You’ll note that the yawning disparity between investors claiming to be Overweight equities and expectations for growth has now nearly resolved — decisively in favor of risk reduction. For months, survey respondents stuck with stocks despite expressing palpable concern about the global economy. No more, apparently.
With some 90% of global assets underperforming T-bills, it’s small wonder that relative equity allocations versus cash have now likewise reached Lehman levels (figure on the left, below).
The net percentage saying they’re Overweight cash was two standard deviations above the long-term average (figure on the right, above). At 5.6%, the average cash level as a percentage of AUM was the highest since October of 2001 (“Dot-com!”).

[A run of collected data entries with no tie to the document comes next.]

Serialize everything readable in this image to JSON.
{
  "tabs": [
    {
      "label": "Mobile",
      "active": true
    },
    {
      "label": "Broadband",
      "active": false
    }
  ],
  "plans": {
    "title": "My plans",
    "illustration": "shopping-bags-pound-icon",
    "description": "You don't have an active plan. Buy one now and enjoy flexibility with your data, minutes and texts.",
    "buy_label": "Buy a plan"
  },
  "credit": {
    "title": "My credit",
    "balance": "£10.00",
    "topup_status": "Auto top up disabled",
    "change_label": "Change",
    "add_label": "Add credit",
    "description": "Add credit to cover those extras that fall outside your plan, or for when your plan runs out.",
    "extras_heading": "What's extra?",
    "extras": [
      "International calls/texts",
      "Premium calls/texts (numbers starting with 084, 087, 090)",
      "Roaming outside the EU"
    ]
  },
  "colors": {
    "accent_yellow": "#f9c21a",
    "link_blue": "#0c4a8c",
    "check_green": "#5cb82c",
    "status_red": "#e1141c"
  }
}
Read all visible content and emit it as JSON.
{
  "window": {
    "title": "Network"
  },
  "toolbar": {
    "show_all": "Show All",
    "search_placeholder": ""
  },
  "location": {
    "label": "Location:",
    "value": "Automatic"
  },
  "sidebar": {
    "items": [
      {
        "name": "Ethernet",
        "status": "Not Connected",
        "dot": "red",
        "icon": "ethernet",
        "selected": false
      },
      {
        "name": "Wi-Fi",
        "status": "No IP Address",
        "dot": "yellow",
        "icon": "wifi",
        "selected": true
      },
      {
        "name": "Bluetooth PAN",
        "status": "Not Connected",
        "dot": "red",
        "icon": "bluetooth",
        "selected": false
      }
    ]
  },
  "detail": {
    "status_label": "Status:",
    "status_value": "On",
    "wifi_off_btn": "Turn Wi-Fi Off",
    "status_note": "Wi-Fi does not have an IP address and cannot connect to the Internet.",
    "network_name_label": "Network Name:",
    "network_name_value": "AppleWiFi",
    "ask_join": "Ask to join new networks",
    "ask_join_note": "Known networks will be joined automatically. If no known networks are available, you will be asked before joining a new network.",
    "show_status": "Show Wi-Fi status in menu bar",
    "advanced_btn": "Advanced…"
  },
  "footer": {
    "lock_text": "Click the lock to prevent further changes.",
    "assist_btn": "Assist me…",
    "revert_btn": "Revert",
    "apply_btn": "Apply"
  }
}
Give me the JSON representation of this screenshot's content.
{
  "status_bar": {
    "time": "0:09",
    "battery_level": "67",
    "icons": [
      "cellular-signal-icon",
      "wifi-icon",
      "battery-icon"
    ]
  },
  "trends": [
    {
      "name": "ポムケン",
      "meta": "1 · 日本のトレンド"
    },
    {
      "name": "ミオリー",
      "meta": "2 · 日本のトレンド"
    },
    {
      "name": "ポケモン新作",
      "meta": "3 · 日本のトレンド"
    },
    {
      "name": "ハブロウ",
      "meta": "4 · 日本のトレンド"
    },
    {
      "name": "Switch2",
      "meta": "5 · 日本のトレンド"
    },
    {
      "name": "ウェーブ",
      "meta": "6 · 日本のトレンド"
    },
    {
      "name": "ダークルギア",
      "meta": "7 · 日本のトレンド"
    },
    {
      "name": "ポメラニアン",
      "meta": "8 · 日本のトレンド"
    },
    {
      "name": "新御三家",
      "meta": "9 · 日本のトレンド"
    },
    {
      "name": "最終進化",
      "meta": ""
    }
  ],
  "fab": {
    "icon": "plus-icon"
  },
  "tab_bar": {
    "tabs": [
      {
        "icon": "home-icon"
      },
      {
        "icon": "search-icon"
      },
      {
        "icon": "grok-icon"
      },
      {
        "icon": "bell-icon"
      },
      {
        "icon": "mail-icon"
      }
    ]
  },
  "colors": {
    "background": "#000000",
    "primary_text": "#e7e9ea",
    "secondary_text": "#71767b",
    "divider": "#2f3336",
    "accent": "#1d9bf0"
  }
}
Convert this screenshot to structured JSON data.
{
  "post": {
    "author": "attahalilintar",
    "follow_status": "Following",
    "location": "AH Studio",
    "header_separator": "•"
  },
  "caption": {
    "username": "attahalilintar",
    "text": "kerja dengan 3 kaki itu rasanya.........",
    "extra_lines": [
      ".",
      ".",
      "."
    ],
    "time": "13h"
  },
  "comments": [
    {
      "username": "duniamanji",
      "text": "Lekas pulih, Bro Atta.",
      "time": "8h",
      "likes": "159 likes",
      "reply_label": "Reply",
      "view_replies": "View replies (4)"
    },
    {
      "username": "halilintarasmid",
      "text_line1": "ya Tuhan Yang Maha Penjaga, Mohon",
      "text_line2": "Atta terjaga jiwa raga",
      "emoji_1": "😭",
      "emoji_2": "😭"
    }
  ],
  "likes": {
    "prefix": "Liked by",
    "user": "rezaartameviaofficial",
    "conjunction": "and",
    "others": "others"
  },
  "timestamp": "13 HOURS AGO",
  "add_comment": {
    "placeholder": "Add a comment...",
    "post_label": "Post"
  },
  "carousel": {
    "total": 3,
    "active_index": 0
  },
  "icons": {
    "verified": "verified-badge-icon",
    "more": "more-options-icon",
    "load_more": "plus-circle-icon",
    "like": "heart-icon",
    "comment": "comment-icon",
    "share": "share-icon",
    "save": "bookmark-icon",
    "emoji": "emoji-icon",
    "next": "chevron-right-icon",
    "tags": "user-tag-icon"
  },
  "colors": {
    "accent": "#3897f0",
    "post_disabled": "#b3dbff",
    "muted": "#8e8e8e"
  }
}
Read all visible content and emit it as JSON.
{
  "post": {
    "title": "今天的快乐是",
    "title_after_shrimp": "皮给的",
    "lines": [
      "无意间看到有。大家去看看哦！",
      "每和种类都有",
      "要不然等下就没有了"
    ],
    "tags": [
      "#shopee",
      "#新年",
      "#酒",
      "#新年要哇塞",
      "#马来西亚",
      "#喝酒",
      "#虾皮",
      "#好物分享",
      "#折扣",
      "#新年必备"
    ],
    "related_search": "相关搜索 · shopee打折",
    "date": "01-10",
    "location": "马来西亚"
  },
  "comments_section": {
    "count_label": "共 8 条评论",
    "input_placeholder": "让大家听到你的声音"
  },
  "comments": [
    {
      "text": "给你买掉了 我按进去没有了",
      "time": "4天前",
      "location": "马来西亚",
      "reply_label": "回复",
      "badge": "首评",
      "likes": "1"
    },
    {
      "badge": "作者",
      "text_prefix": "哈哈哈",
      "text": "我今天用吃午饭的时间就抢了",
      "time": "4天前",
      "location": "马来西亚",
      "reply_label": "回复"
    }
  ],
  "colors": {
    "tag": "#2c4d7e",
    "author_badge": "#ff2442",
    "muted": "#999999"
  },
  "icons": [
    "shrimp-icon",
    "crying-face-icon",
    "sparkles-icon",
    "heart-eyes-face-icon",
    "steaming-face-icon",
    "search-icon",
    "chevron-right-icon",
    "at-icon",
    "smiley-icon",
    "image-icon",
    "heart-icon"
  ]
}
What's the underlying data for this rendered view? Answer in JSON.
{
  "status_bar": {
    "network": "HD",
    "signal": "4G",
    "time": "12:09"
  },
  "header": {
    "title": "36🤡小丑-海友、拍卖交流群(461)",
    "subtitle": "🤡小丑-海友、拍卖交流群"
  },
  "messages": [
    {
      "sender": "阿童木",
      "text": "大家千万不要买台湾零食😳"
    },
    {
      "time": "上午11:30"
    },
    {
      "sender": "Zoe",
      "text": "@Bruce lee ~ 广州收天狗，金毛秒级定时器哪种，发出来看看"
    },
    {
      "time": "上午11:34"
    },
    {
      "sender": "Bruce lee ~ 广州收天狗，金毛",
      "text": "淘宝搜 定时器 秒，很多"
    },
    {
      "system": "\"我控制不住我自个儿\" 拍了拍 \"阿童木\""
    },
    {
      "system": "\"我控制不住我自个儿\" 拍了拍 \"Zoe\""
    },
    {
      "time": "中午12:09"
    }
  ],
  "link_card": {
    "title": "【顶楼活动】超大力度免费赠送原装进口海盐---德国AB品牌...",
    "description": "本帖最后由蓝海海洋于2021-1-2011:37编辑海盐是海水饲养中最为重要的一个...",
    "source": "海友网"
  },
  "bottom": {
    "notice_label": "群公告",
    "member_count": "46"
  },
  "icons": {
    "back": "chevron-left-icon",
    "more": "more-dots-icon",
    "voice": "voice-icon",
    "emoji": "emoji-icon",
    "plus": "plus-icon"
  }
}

A net 58% of respondents to BofA’s survey said they’re taking less risk than usual. That was up 10 points in a single month and marked a new record, exceeding… you guessed it, Lehman.
Some combination of “Inflation” and “Hawkish Central Banks” has topped the tail risk list for 15 of the last 17 months. The two “breaks” occurred when investors ranked the war in Ukraine and “Global Recession” higher on the risk list.
A more granular breakdown showed a very large MoM jump in those identifying persistently elevated inflation as the top risk (figure above).
From time to time, I point out that the FMS tail risk list is very often comprised of ostensibly separate risk factors which, when considered holistically, are really just the same risk viewed from different vantage points.
Apropos, “civil unrest” made a cameo on this month’s ballot (red in the figure, above). Because what do you get when you combine high inflation, recession, increasingly onerous interest rates and war?
The positioning and sentiment lows on the BAML FMS survey have sometimes preceded market bottoms by a significant period, and indicies have sometimes declined substantially during that period.
For example, “Global Profit Optimism” bottomed Sep ’98, Mar ’01, Sep ’08 while SP500 bottomed Oct ’98, Oct ’02, Mar ’09. SP500 fell about -2% from Sep ’98 to Oct ’98, about -30% from Mar ’01 to Oct ’02, about -40% from Sep ’08 to Mar ’09. 2020 was unusual in that Profit Optimism bottomed after SP500 did.
Therefore, record lows on these BAML FMS surveys doesn’t mean the SP500 is at or even near the bottom. It “could” mean that, but most of the time it does not (granted n=4).
I think your analysis is probably correct. Keep waiting for the bottom.
Quote of the day: “I have to remind myself that the vast majority of humanity enjoys being entertained.”